Airports and other wasted days Kevin Ireland (Hazard Press, 2007) 70pp, ISBN 978-1-877393-34-1

Bernard Gadd

This is a collection of light and often chatty poems on more or less any topic that crosses the writer's mind. It's an old fashioned looking cover, and the lines of most poems are tidily penned into regular stanzas. The language is modernist - relaxed but not colloquial. The first section is the title section and includes some observations which any traveler can relate to:

Airports are trick mirrors. You step through
and discover yourself in another airport -

               (The true alternative to airports)

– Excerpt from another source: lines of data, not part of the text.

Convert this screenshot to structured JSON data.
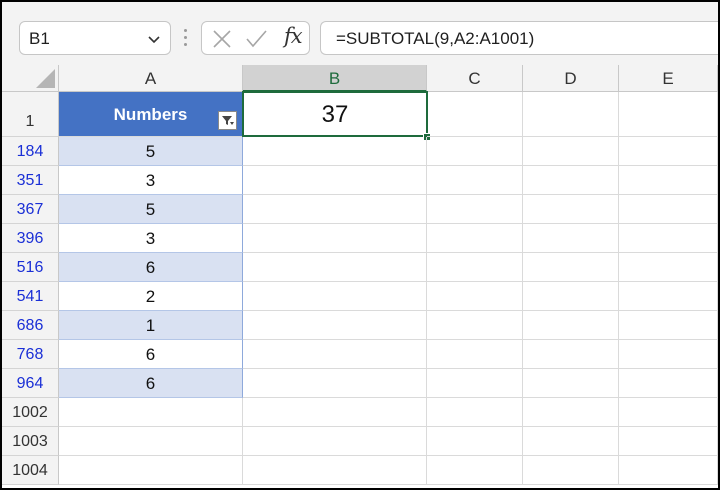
{
  "name_box": {
    "value": "B1",
    "dropdown_icon": "chevron-down-icon"
  },
  "formula_bar": {
    "cancel_icon": "x-icon",
    "enter_icon": "checkmark-icon",
    "fx_label": "fx",
    "formula": "=SUBTOTAL(9,A2:A1001)"
  },
  "columns": [
    "A",
    "B",
    "C",
    "D",
    "E"
  ],
  "selected_column": "B",
  "header_row": {
    "row_number": "1",
    "a1": "Numbers",
    "filter_icon": "filter-dropdown-icon",
    "b1": "37"
  },
  "rows": [
    {
      "row": "184",
      "value": "5"
    },
    {
      "row": "351",
      "value": "3"
    },
    {
      "row": "367",
      "value": "5"
    },
    {
      "row": "396",
      "value": "3"
    },
    {
      "row": "516",
      "value": "6"
    },
    {
      "row": "541",
      "value": "2"
    },
    {
      "row": "686",
      "value": "1"
    },
    {
      "row": "768",
      "value": "6"
    },
    {
      "row": "964",
      "value": "6"
    },
    {
      "row": "1002",
      "value": ""
    },
    {
      "row": "1003",
      "value": ""
    },
    {
      "row": "1004",
      "value": ""
    }
  ],
  "colors": {
    "table_header": "#4472c4",
    "band_row": "#d9e1f2",
    "filtered_row_number": "#1a2fd6",
    "selection": "#1e6b3c"
  }
}
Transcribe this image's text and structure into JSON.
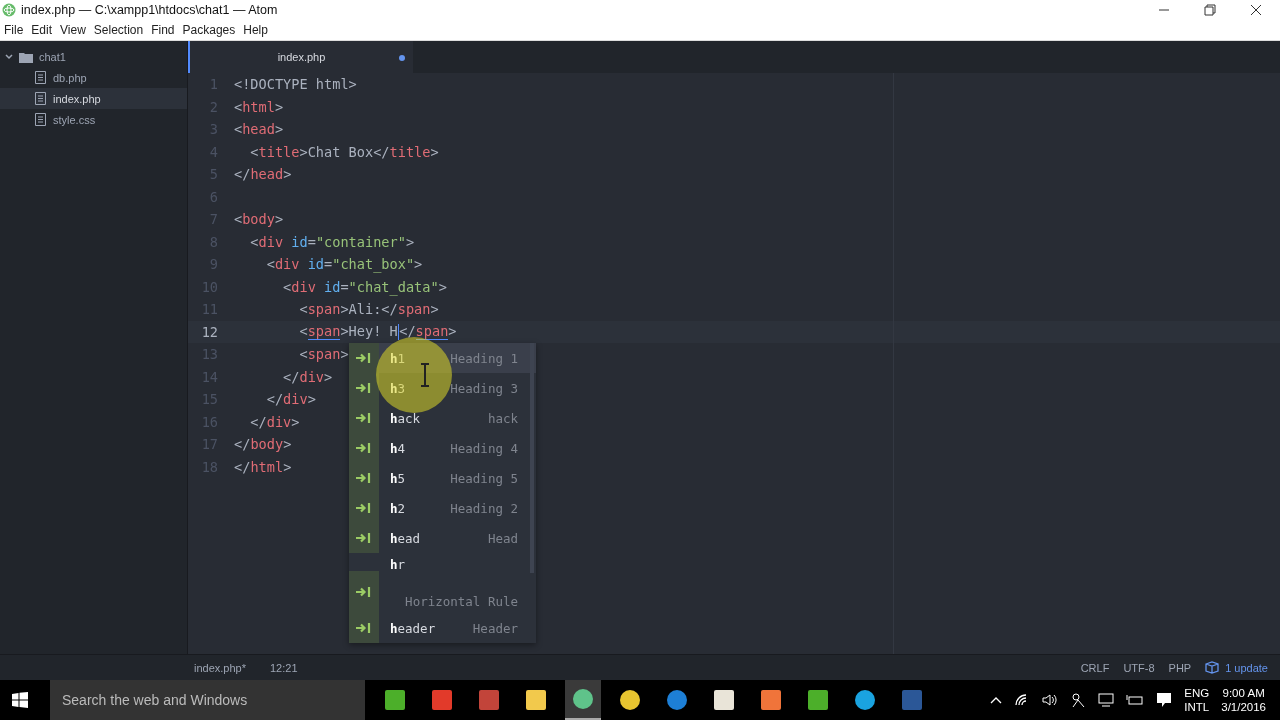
{
  "window": {
    "title": "index.php — C:\\xampp1\\htdocs\\chat1 — Atom"
  },
  "menu": [
    "File",
    "Edit",
    "View",
    "Selection",
    "Find",
    "Packages",
    "Help"
  ],
  "tree": {
    "folder": {
      "name": "chat1",
      "expanded": true
    },
    "files": [
      {
        "name": "db.php",
        "selected": false
      },
      {
        "name": "index.php",
        "selected": true
      },
      {
        "name": "style.css",
        "selected": false
      }
    ]
  },
  "tabs": [
    {
      "label": "index.php",
      "modified": true,
      "selected": true
    }
  ],
  "lines": [
    {
      "number": "1",
      "current": false,
      "code": [
        {
          "kind": "punct",
          "t": "<!DOCTYPE html>"
        }
      ]
    },
    {
      "number": "2",
      "current": false,
      "code": [
        {
          "kind": "punct",
          "t": "<"
        },
        {
          "kind": "tag",
          "t": "html"
        },
        {
          "kind": "punct",
          "t": ">"
        }
      ]
    },
    {
      "number": "3",
      "current": false,
      "code": [
        {
          "kind": "punct",
          "t": "<"
        },
        {
          "kind": "tag",
          "t": "head"
        },
        {
          "kind": "punct",
          "t": ">"
        }
      ]
    },
    {
      "number": "4",
      "current": false,
      "code": [
        {
          "kind": "punct",
          "t": "  <"
        },
        {
          "kind": "tag",
          "t": "title"
        },
        {
          "kind": "punct",
          "t": ">"
        },
        {
          "kind": "text",
          "t": "Chat Box"
        },
        {
          "kind": "punct",
          "t": "</"
        },
        {
          "kind": "tag",
          "t": "title"
        },
        {
          "kind": "punct",
          "t": ">"
        }
      ]
    },
    {
      "number": "5",
      "current": false,
      "code": [
        {
          "kind": "punct",
          "t": "</"
        },
        {
          "kind": "tag",
          "t": "head"
        },
        {
          "kind": "punct",
          "t": ">"
        }
      ]
    },
    {
      "number": "6",
      "current": false
    },
    {
      "number": "7",
      "current": false,
      "code": [
        {
          "kind": "punct",
          "t": "<"
        },
        {
          "kind": "tag",
          "t": "body"
        },
        {
          "kind": "punct",
          "t": ">"
        }
      ]
    },
    {
      "number": "8",
      "current": false,
      "code": [
        {
          "kind": "punct",
          "t": "  <"
        },
        {
          "kind": "tag",
          "t": "div"
        },
        {
          "kind": "attr",
          "t": " id"
        },
        {
          "kind": "punct",
          "t": "="
        },
        {
          "kind": "str",
          "t": "\"container\""
        },
        {
          "kind": "punct",
          "t": ">"
        }
      ]
    },
    {
      "number": "9",
      "current": false,
      "code": [
        {
          "kind": "punct",
          "t": "    <"
        },
        {
          "kind": "tag",
          "t": "div"
        },
        {
          "kind": "attr",
          "t": " id"
        },
        {
          "kind": "punct",
          "t": "="
        },
        {
          "kind": "str",
          "t": "\"chat_box\""
        },
        {
          "kind": "punct",
          "t": ">"
        }
      ]
    },
    {
      "number": "10",
      "current": false,
      "code": [
        {
          "kind": "punct",
          "t": "      <"
        },
        {
          "kind": "tag",
          "t": "div"
        },
        {
          "kind": "attr",
          "t": " id"
        },
        {
          "kind": "punct",
          "t": "="
        },
        {
          "kind": "str",
          "t": "\"chat_data\""
        },
        {
          "kind": "punct",
          "t": ">"
        }
      ]
    },
    {
      "number": "11",
      "current": false,
      "code": [
        {
          "kind": "punct",
          "t": "        <"
        },
        {
          "kind": "tag",
          "t": "span"
        },
        {
          "kind": "punct",
          "t": ">"
        },
        {
          "kind": "text",
          "t": "Ali:"
        },
        {
          "kind": "punct",
          "t": "</"
        },
        {
          "kind": "tag",
          "t": "span"
        },
        {
          "kind": "punct",
          "t": ">"
        }
      ]
    },
    {
      "number": "12",
      "current": true,
      "code": [
        {
          "kind": "punct",
          "t": "        <"
        },
        {
          "kind": "match",
          "t": "span"
        },
        {
          "kind": "punct",
          "t": ">"
        },
        {
          "kind": "text",
          "t": "Hey! H"
        },
        {
          "kind": "cursor"
        },
        {
          "kind": "punct",
          "t": "</"
        },
        {
          "kind": "match",
          "t": "span"
        },
        {
          "kind": "punct",
          "t": ">"
        }
      ]
    },
    {
      "number": "13",
      "current": false,
      "code": [
        {
          "kind": "punct",
          "t": "        <"
        },
        {
          "kind": "tag",
          "t": "span"
        },
        {
          "kind": "punct",
          "t": ">"
        }
      ]
    },
    {
      "number": "14",
      "current": false,
      "code": [
        {
          "kind": "punct",
          "t": "      </"
        },
        {
          "kind": "tag",
          "t": "div"
        },
        {
          "kind": "punct",
          "t": ">"
        }
      ]
    },
    {
      "number": "15",
      "current": false,
      "code": [
        {
          "kind": "punct",
          "t": "    </"
        },
        {
          "kind": "tag",
          "t": "div"
        },
        {
          "kind": "punct",
          "t": ">"
        }
      ]
    },
    {
      "number": "16",
      "current": false,
      "code": [
        {
          "kind": "punct",
          "t": "  </"
        },
        {
          "kind": "tag",
          "t": "div"
        },
        {
          "kind": "punct",
          "t": ">"
        }
      ]
    },
    {
      "number": "17",
      "current": false,
      "code": [
        {
          "kind": "punct",
          "t": "</"
        },
        {
          "kind": "tag",
          "t": "body"
        },
        {
          "kind": "punct",
          "t": ">"
        }
      ]
    },
    {
      "number": "18",
      "current": false,
      "code": [
        {
          "kind": "punct",
          "t": "</"
        },
        {
          "kind": "tag",
          "t": "html"
        },
        {
          "kind": "punct",
          "t": ">"
        }
      ]
    }
  ],
  "autocomplete": [
    {
      "kind": "inline",
      "match": "h",
      "rest": "1",
      "description": "Heading 1",
      "selected": true
    },
    {
      "kind": "inline",
      "match": "h",
      "rest": "3",
      "description": "Heading 3",
      "selected": false
    },
    {
      "kind": "inline",
      "match": "h",
      "rest": "ack",
      "description": "hack",
      "selected": false
    },
    {
      "kind": "inline",
      "match": "h",
      "rest": "4",
      "description": "Heading 4",
      "selected": false
    },
    {
      "kind": "inline",
      "match": "h",
      "rest": "5",
      "description": "Heading 5",
      "selected": false
    },
    {
      "kind": "inline",
      "match": "h",
      "rest": "2",
      "description": "Heading 2",
      "selected": false
    },
    {
      "kind": "inline",
      "match": "h",
      "rest": "ead",
      "description": "Head",
      "selected": false
    },
    {
      "kind": "wrapped",
      "match": "h",
      "rest": "r",
      "description": "Horizontal Rule",
      "selected": false
    },
    {
      "kind": "inline",
      "match": "h",
      "rest": "eader",
      "description": "Header",
      "selected": false
    }
  ],
  "status_bar": {
    "file": "index.php*",
    "position": "12:21",
    "line_ending": "CRLF",
    "encoding": "UTF-8",
    "grammar": "PHP",
    "update": "1 update"
  },
  "taskbar": {
    "search": {
      "placeholder": "Search the web and Windows"
    },
    "apps": [
      {
        "kind": "camtasia",
        "active": false
      },
      {
        "kind": "character",
        "active": false
      },
      {
        "kind": "cocktail",
        "active": false
      },
      {
        "kind": "folder",
        "active": false
      },
      {
        "kind": "atom",
        "active": true
      },
      {
        "kind": "chrome",
        "active": false
      },
      {
        "kind": "edge",
        "active": false
      },
      {
        "kind": "notepad",
        "active": false
      },
      {
        "kind": "xampp",
        "active": false
      },
      {
        "kind": "camtasia",
        "active": false
      },
      {
        "kind": "skype",
        "active": false
      },
      {
        "kind": "word",
        "active": false
      }
    ],
    "language": [
      "ENG",
      "INTL"
    ],
    "time": "9:00 AM",
    "date": "3/1/2016"
  }
}
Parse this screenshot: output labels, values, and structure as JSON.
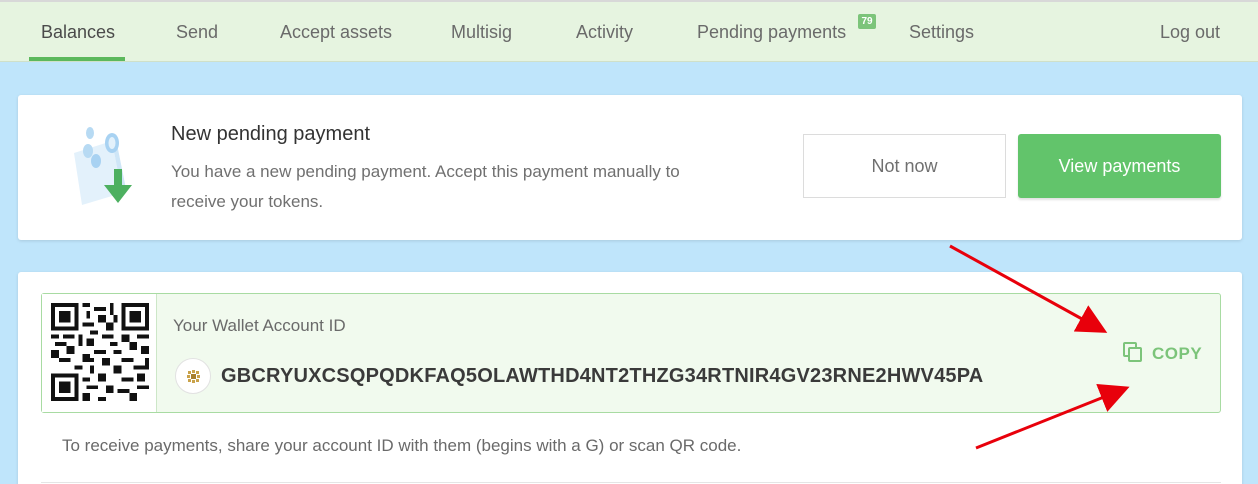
{
  "nav": {
    "items": [
      {
        "label": "Balances"
      },
      {
        "label": "Send"
      },
      {
        "label": "Accept assets"
      },
      {
        "label": "Multisig"
      },
      {
        "label": "Activity"
      },
      {
        "label": "Pending payments"
      },
      {
        "label": "Settings"
      }
    ],
    "pending_badge": "79",
    "logout_label": "Log out"
  },
  "notification": {
    "title": "New pending payment",
    "text": "You have a new pending payment. Accept this payment manually to receive your tokens.",
    "not_now_label": "Not now",
    "view_label": "View payments"
  },
  "wallet": {
    "account_label": "Your Wallet Account ID",
    "account_id": "GBCRYUXCSQPQDKFAQ5OLAWTHD4NT2THZG34RTNIR4GV23RNE2HWV45PA",
    "copy_label": "COPY",
    "hint": "To receive payments, share your account ID with them (begins with a G) or scan QR code."
  },
  "colors": {
    "accent": "#62c46b",
    "nav_bg": "#e6f4e0",
    "page_bg": "#bfe5fb",
    "annotation_arrows": "#e8000b"
  },
  "icons": [
    "pending-payment-illustration",
    "qr-code",
    "account-avatar-icon",
    "copy-icon",
    "annotation-arrow"
  ]
}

Or about travel brochures:
Yet the word that really glues my jaws
is exotic

            (Air Exotica)

Although sometimes:

It cannot be believed. Sets like this
are pure show business.

               (Kennedy Airport)

The rest of the book is on a huge range of topics, though not much to do with the sub-title's ‘wasted days'. Ireland says it himself:

 

This is the thirteenth poem,
I have written since I set out
on a new Journey to nowhere

in particular.

               (A thirteenth poem)

Among poems I enjoyed were ‘Starting the day':

You start today with a declaration.
It is something the birds
shall always believe in.
...
I am new to this thing.
My hands cling to the wind.
I am blown away.

and ‘This is Goodbye'

The man with the white glove
holds the corner of a handkerchief
at one eye.
 
A grain of dust has blinded him.
He is furious that we will think
he is going to cry.

There are several on poetry or poets, including ‘A literary confession':

painting is obviously for rough diamonds,
and writing is for gentlefolks.

 

There is only this curious literary problem
of where the smells keep coming form.
And the sordid bloodstains on the carpet.
And the sinister laughter. Sometimes, after
a bout of writing, I don't feel at all well.

But further into the collection there is a sense that the language is becoming garrulous;

We are all nourished by force-fed slabs
of rant and bluster buttered with
 
verbal goo and gutturals.

               (Much talk)

 

and a feeling of writing being done to fill up pages to make a publishable collection. But it picks up at the end, and concludes light-heartedly with blokes swapping trade secrets till the poet confessed "and they had not reckoned on anyone/taking on a dirty dangerous job like that".